[kepler-dev] [Bug 2572] - Export KAR can produce several actors with the same lsid

Sun Jun 17 18:24:52 PDT 2007

> Date: Fri, 15 Jun 2007 12:27:44 -0700 (PDT)
> From: bugzilla-daemon at ecoinformatics.org
> Subject: [kepler-dev] [Bug 2572] - Export KAR can produce several
> 	actors	with the same lsid
> To: kepler-dev at ecoinformatics.org
> Message-ID: <20070615192744.519112FE72 at ceres.ecoinformatics.org>
> 
> http://bugzilla.ecoinformatics.org/show_bug.cgi?id=2572
> 
> ------- Comment #1 from berkley at nceas.ucsb.edu  2007-06-15 12:27 -------
> This is a problem with how we store lsids in the cache.  The problem is
> that 
> the generated kar file does not get cached when it is created (although it
> could be cached later).  If we store the lsid in the database upon kar
> creation, it will have to get a new lsid when it is inserted into the
> cache
> (because there is no way to know that the object being put into the cache
> is
> the same as the one that was created earlier since we lose control of it).
> Another way around this is to ask the user if they wish to get a unique
> lsid or
> not.
> 
> The heart of this is that we still need a centralized way to keep track of
> lsids.  We are still dependent on the local machine to generate ids, which
> in
> no way guarantees they are unique.  To really fix a lot of these ID 
> issues, we need a central ID repository 
> (or we need to use library.kepler-project.org as one).

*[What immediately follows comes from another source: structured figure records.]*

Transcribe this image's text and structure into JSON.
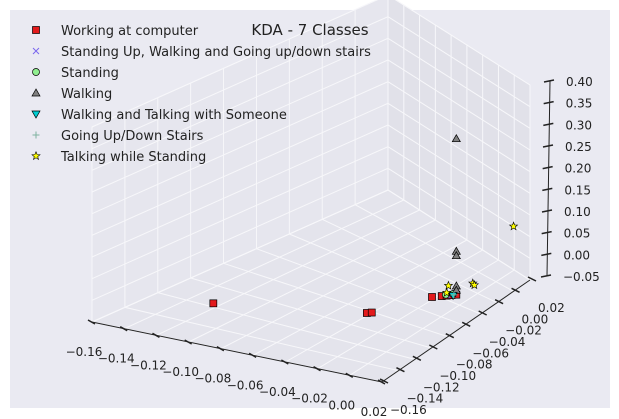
{
  "chart_data": {
    "type": "scatter",
    "projection": "3d",
    "title": "KDA - 7 Classes",
    "legend_position": "top-left",
    "grid": true,
    "x_axis": {
      "ticks": [
        "−0.16",
        "−0.14",
        "−0.12",
        "−0.10",
        "−0.08",
        "−0.06",
        "−0.04",
        "−0.02",
        "0.00",
        "0.02"
      ],
      "range": [
        -0.16,
        0.02
      ]
    },
    "y_axis": {
      "ticks": [
        "−0.16",
        "−0.14",
        "−0.12",
        "−0.10",
        "−0.08",
        "−0.06",
        "−0.04",
        "−0.02",
        "0.00",
        "0.02"
      ],
      "range": [
        -0.16,
        0.02
      ]
    },
    "z_axis": {
      "ticks": [
        "−0.05",
        "0.00",
        "0.05",
        "0.10",
        "0.15",
        "0.20",
        "0.25",
        "0.30",
        "0.35",
        "0.40"
      ],
      "range": [
        -0.05,
        0.4
      ]
    },
    "series": [
      {
        "name": "Working at computer",
        "marker": "square",
        "color": "#e31a1c",
        "points": [
          {
            "x": -0.1,
            "y": -0.13,
            "z": 0.0
          },
          {
            "x": -0.02,
            "y": -0.1,
            "z": 0.0
          },
          {
            "x": -0.018,
            "y": -0.098,
            "z": 0.0
          },
          {
            "x": 0.0,
            "y": -0.06,
            "z": 0.0
          },
          {
            "x": 0.004,
            "y": -0.056,
            "z": 0.0
          },
          {
            "x": 0.006,
            "y": -0.054,
            "z": 0.0
          },
          {
            "x": 0.008,
            "y": -0.052,
            "z": 0.0
          },
          {
            "x": 0.01,
            "y": -0.05,
            "z": 0.0
          }
        ]
      },
      {
        "name": "Standing Up, Walking and Going up/down stairs",
        "marker": "x",
        "color": "#7b68ee",
        "points": [
          {
            "x": 0.008,
            "y": -0.052,
            "z": 0.0
          },
          {
            "x": 0.006,
            "y": -0.05,
            "z": 0.0
          }
        ]
      },
      {
        "name": "Standing",
        "marker": "circle",
        "color": "#90ee90",
        "points": [
          {
            "x": 0.008,
            "y": -0.05,
            "z": 0.0
          },
          {
            "x": 0.005,
            "y": -0.053,
            "z": 0.0
          }
        ]
      },
      {
        "name": "Walking",
        "marker": "triangle-up",
        "color": "#808080",
        "points": [
          {
            "x": 0.01,
            "y": -0.05,
            "z": 0.36
          },
          {
            "x": 0.01,
            "y": -0.05,
            "z": 0.1
          },
          {
            "x": 0.01,
            "y": -0.05,
            "z": 0.09
          },
          {
            "x": 0.01,
            "y": -0.05,
            "z": 0.02
          },
          {
            "x": 0.01,
            "y": -0.05,
            "z": 0.01
          }
        ]
      },
      {
        "name": "Walking and Talking with Someone",
        "marker": "triangle-down",
        "color": "#00ced1",
        "points": [
          {
            "x": 0.009,
            "y": -0.052,
            "z": 0.0
          }
        ]
      },
      {
        "name": "Going Up/Down Stairs",
        "marker": "plus",
        "color": "#7fb3a0",
        "points": [
          {
            "x": 0.009,
            "y": -0.051,
            "z": 0.0
          }
        ]
      },
      {
        "name": "Talking while Standing",
        "marker": "star",
        "color": "#ffff00",
        "points": [
          {
            "x": 0.02,
            "y": 0.0,
            "z": 0.1
          },
          {
            "x": 0.01,
            "y": -0.03,
            "z": 0.0
          },
          {
            "x": 0.012,
            "y": -0.032,
            "z": 0.0
          },
          {
            "x": 0.0,
            "y": -0.04,
            "z": 0.0
          },
          {
            "x": 0.004,
            "y": -0.05,
            "z": 0.0
          }
        ]
      }
    ]
  }
}
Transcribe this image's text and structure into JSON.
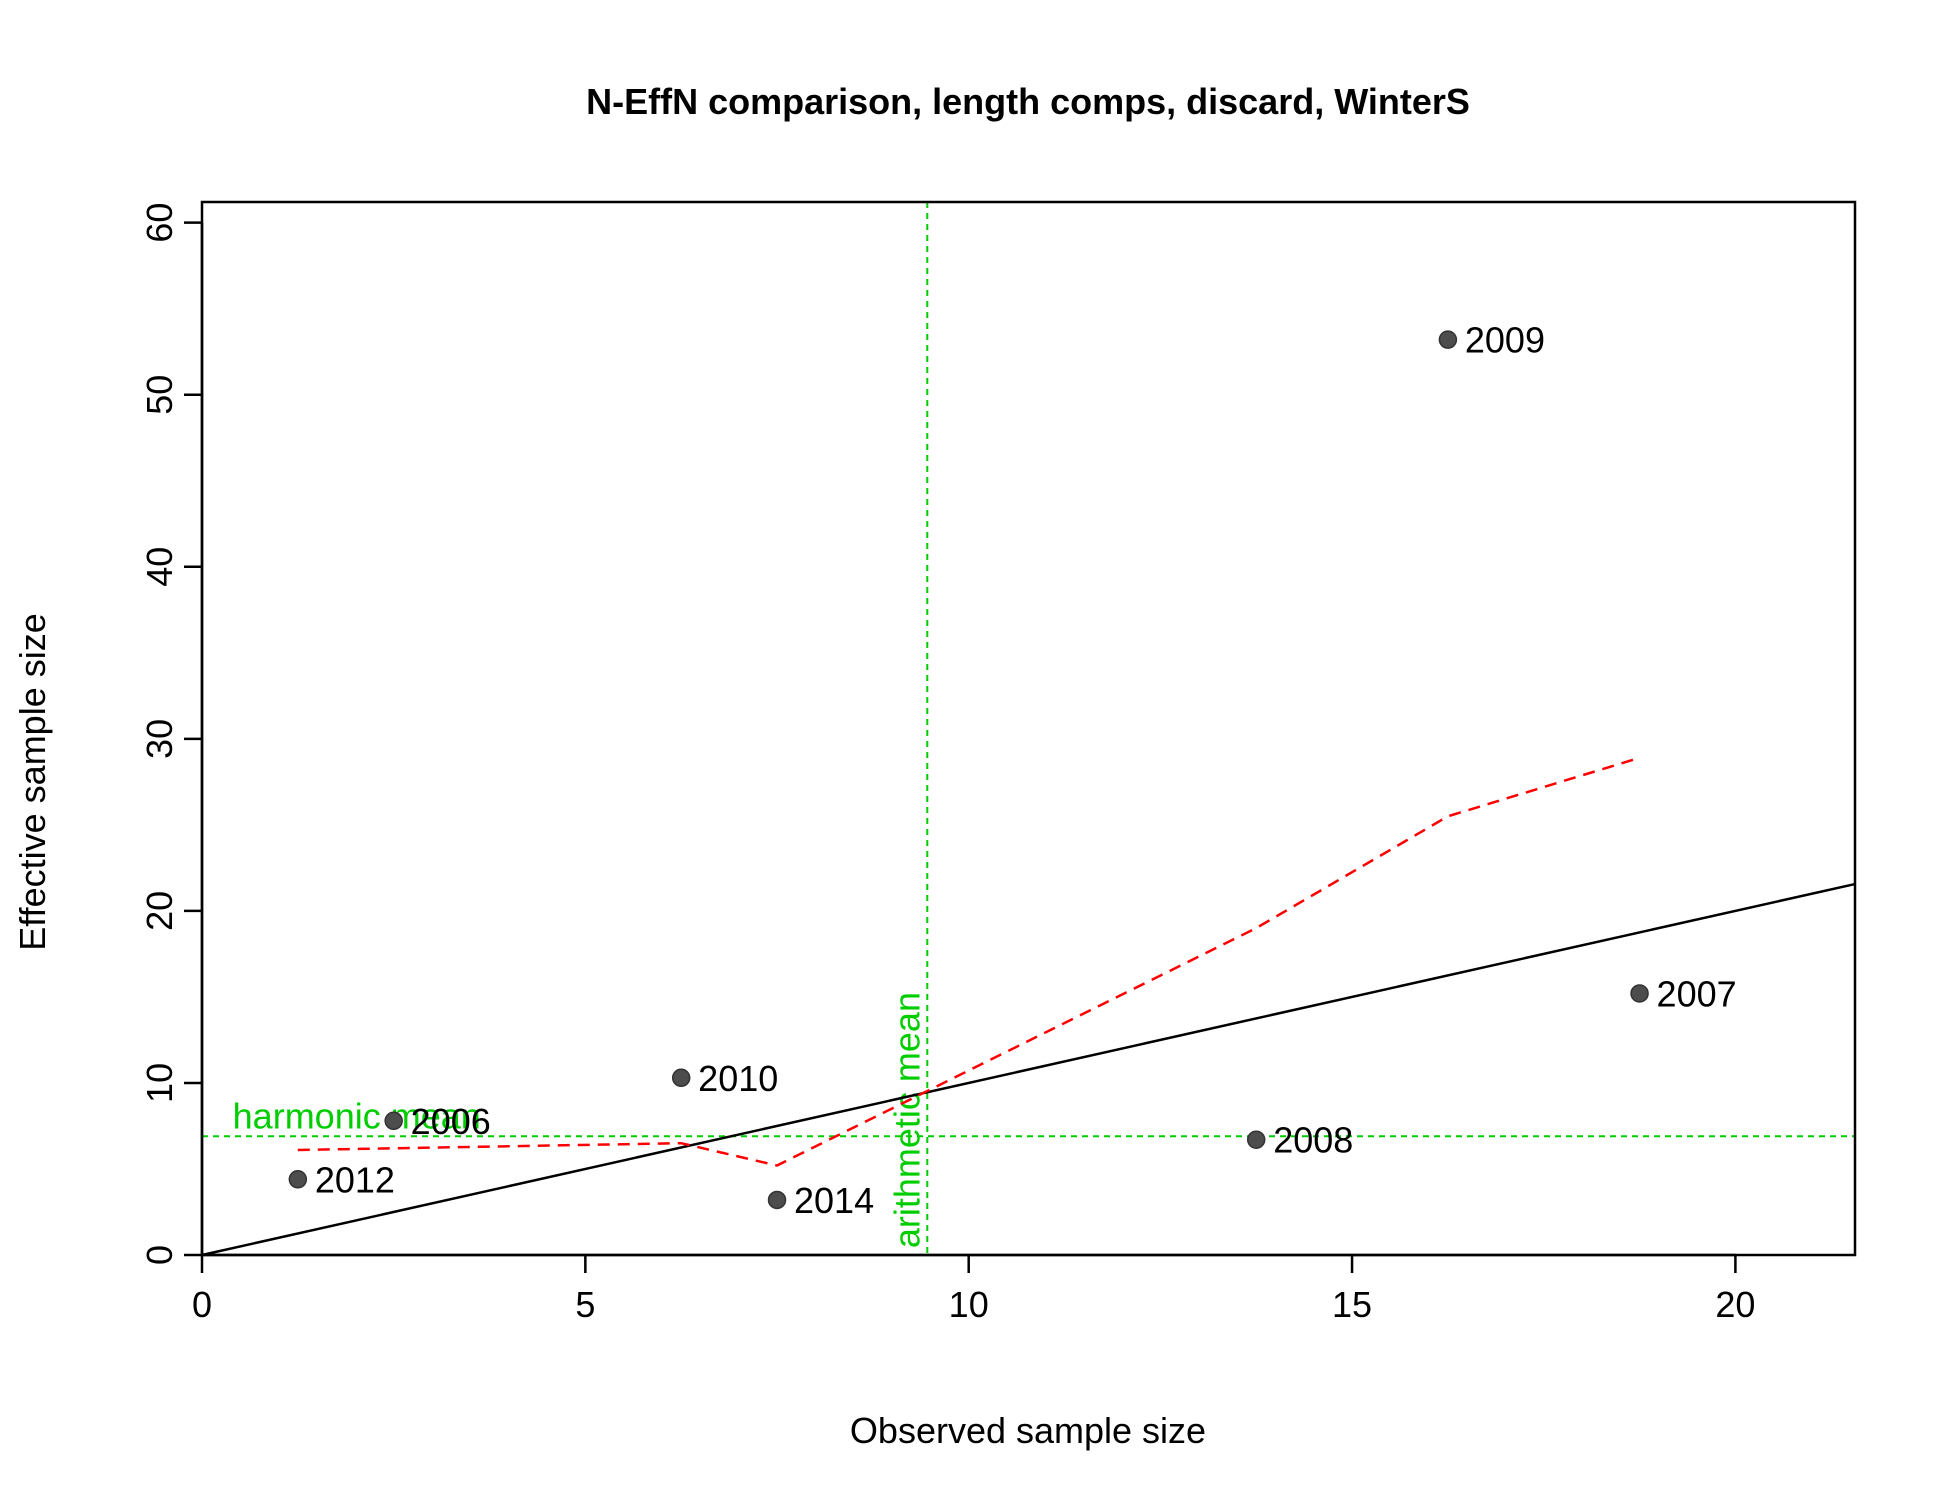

I can see the benefits of using LSIDs but I think that many end users will
feel very wary of being forced to connect to a central repository to
register a new ID every time they wish to create a new actor or export a
KAR.  It forces Kepler users to be connected to the Internet and requires
your ID service to be up for them to complete this task.  I suspect that
these constraints might also be impractical for many scientific and military
projects.  It also introduces a serious risk when you need to demonstrate
Kepler in environments where Internet connections can be unpredictable (e.g.
conferences).

I had a quick look at the LSID specification at OMG ...
  http://www.omg.org/cgi-bin/doc?dtc/04-05-01
... and realised that the ObjectID field can be any arbitrary string.  

So my suggestion is that you consider using a UUID for the ObjectID field of
an LSID.  In other words, LSIDs and UUIDs need not be mutually exclusive.
You get all the benefits of LSIDs but remove the need for a centralised ID
generator and the other associated ID server problems.  Users can still
*optionally* elect to register their actors with your centralised repository
but it is no longer mandatory.  

You can preserve existing ObjectIDs so existing models don't break.  You
could perhaps only use UUIDs for temporary/local/unregistered actors but
this may introduces other problems should you decide to later replace them.
There might be an argument for introducing a new LSID domain that uses the
new UUIDs.  

Actor developers don't need to generate a new UUID for new versions of
existing actor classes since they can use the version field provided by LSID
for this purpose (an important LSID feature). Developers familiar with
Windows COM components might need this reminder.  

Cheers,
Tony.